Und selbst auf der Ebene großer Unternehmensstrategien sind technologische Investitionen im Gange: Die Schwarz-Gruppe investiert in das Quantencomputer-Startup Eleqtron – ein Signal dafür, dass selbst Handelskonzerne mittlerweile in Recheninfrastruktur der Zukunft denken, während Beschäftigte im Alltag noch darum kämpfen, ihren Bildschirm ergonomisch aufzustellen.

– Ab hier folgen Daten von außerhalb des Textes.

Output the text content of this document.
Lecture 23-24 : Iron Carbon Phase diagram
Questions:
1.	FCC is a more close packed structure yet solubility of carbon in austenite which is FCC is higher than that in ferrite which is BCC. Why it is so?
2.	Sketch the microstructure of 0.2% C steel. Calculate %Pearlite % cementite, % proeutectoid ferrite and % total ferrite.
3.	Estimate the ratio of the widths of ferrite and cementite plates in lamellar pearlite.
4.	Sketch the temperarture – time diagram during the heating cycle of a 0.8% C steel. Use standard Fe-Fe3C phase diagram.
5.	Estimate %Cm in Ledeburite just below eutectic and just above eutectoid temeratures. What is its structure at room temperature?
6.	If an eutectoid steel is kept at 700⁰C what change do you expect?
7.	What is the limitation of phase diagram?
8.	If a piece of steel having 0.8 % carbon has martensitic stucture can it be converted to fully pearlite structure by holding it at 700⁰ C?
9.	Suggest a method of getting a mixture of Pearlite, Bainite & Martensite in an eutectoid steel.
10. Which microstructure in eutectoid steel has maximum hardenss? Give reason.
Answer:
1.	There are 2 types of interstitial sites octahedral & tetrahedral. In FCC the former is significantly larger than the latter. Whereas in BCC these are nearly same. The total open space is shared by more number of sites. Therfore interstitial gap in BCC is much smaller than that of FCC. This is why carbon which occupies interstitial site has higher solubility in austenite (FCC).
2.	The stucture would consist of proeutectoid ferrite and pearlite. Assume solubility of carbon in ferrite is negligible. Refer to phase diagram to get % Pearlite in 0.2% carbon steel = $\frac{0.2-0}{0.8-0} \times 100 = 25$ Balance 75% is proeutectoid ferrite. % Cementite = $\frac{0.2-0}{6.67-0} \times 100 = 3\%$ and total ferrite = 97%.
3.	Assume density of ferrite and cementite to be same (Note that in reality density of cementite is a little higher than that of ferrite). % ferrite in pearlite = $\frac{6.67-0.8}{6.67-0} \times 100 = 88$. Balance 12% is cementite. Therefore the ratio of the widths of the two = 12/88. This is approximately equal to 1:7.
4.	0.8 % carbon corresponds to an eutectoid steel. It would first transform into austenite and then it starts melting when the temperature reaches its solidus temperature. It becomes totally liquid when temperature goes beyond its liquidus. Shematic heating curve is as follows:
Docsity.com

Auch die Frage der Energieeffizienz von Arbeitsplatzequipment ist nicht trivial: KI gegen Klimawandel – wenn Algorithmen Energie sparen – ein Thema, das zunehmend auch auf Verbraucherprodukte zielt. Monitorhalterungen haben zwar keinen Stromanschluss, aber die zugehörigen Monitore sehr wohl. Wer Bildschirme effizienter positioniert und damit Überbelastung der Augen sowie häufige Neuanschaffungen vermeidet, handelt auch ressourcenbewusst.
Marktüberblick: Was gibt es neben Ergear?
Ergear ist im mittleren Preissegment positioniert und konkurriert mit einer Reihe anderer Anbieter. Im günstigen Segment finden sich Marken wie Bontec oder Putorsen, die ähnliche Produkte für 20 bis 40 Euro anbieten, jedoch oft mit niedrigeren Gewichtslimits und weniger stabilen Gelenken. Im Premium-Segment dominiert Ergotron – ein US-amerikanischer Hersteller, der für seine langlebigen und stark belastbaren Armsysteme bekannt ist, aber entsprechend auch 150 Euro und mehr kostet.
Für wen welches Segment sinnvoll ist, hängt von der Nutzungsintensität ab. Wer die Halterung täglich vielfach verstellt und hochwertige, schwere Monitore betreibt, sollte in Qualität investieren. Wer die Monitore einmal aufstellt und sie kaum bewegt, kann mit einem günstigeren Modell auskommen – wenn die Grundfunktionalität stimmt.
Laut Statista wächst das Segment ergonomisches Bürozubehör im europäischen E-Commerce-Markt mit einer jährlichen Rate von mehreren Prozentpunkten, getrieben durch das bereits erwähnte Homeoffice-Wachstum und ein gestiegenes Bewusstsein für gesundheitsförderliche Arbeitsplatzgestaltung. Der Wettbewerb unter den Herstellern ist entsprechend intensiv, was für Verbraucher in der Regel günstig ist – sofern sie die Angebote kritisch vergleichen.
Gartner betont in seiner alljährlichen Analyse des Workplace-Technology-Markts, dass Investitionen in ergonomische Ausstattung die Mitarbeiterzufriedenheit messbar steigern können – ein Befund, der für Unternehmen relevant ist, für Privatpersonen im Homeoffice aber eher als Orientierungsgröße dient. Die individuelle Situation bleibt entscheidend. Dass eine Monitorhalterung für 60 Euro das Arbeitsleben revolutioniert, wäre eine Übertreibung – dass sie im richtigen Setup einen echten Unterschied machen kann, ist hingegen gut belegt.